The band was formed when vocalist and guitarist Sean Aylward, who’d spent two years recording and touring with Apollo Sunshine, headed to the West Coast and began working on some solo material. A chance meeting with Mike Silva (drums, vocals) and Mike Sarno (bass) while on a surfing excursion in Baja, Mexico, led to an impromptu jam session and an explosion of chemistry which the trio couldn’t deny, leading to the birth of Hello Echo.

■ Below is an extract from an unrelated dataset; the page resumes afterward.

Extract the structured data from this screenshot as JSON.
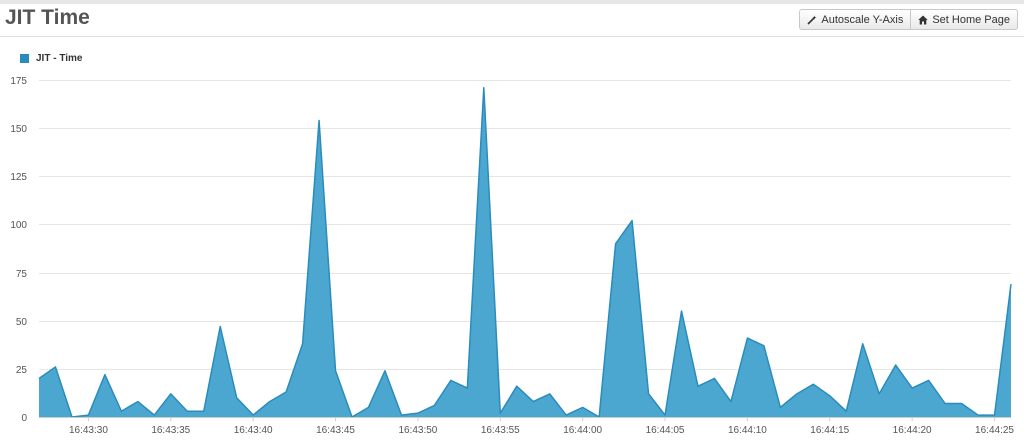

Their debut release, Hello, grabbed great reviews and that’s something that’s bound to continue with the release of their sophomore project, Echo.Drawing from a template that does recall acts like Modest Mouse and The Pixies, Hello Echo still crafts music that is altogether their own, bridging together elements of rock, folk, surf, punk, and blues, stirring it together to create a savory gumbo.
“Growing Old and Sleeping” kicks the party off to a shuffling start, the arrangement simple and almost sing-song like before giving way to the garage rock of “Country” with its big bass lines and gritty vocals. “Watch Through the Lines” connects a lot of dots, with a funky island groove in the bass lines while a rocking guitar riff rages over the top while “Coffee Cups” hints at some old school rock influences with its melodic jams and radio ready sound.“Under a Spell” is appreciably funky, a swirly guitar line weaving its way through the composition with some creative flair which gives way to the plaintive Americana folk of “Tumbleweejy” and its sweeping strings and plaintive piano tones. In contrast, “Lion” is a slow builder assembled around Silva’s tight percussion and ambient tones that gradually develop while “A Drop is an Ocean” is a good, old fashioned blues rocker, Aylward’s guitar work and vocals well suited to the task.
Keeping listeners on their toes, the band then delivers the lighthearted island-tinged jam “Big Sur,” bright and simply beautiful before seguing into the ambling “I Wore it Too,” a track that hints at island tones with a plodding drive and smooth harmonies. “Don’t Add It Up” shifts gears back into the more creatively eclectic, blending harmonica, strings, guitars, and more to deliver a subtly moving soundscape before closing the record out with “And We Both Know,” a track that is gentle and moving.On Echo, Hello Echo continue to impress, delivering hefty slices of creativity alongside solid musical chops and a poignant delivery. The result is an album that you want to hear again and again and there’s no better compliment to give than that.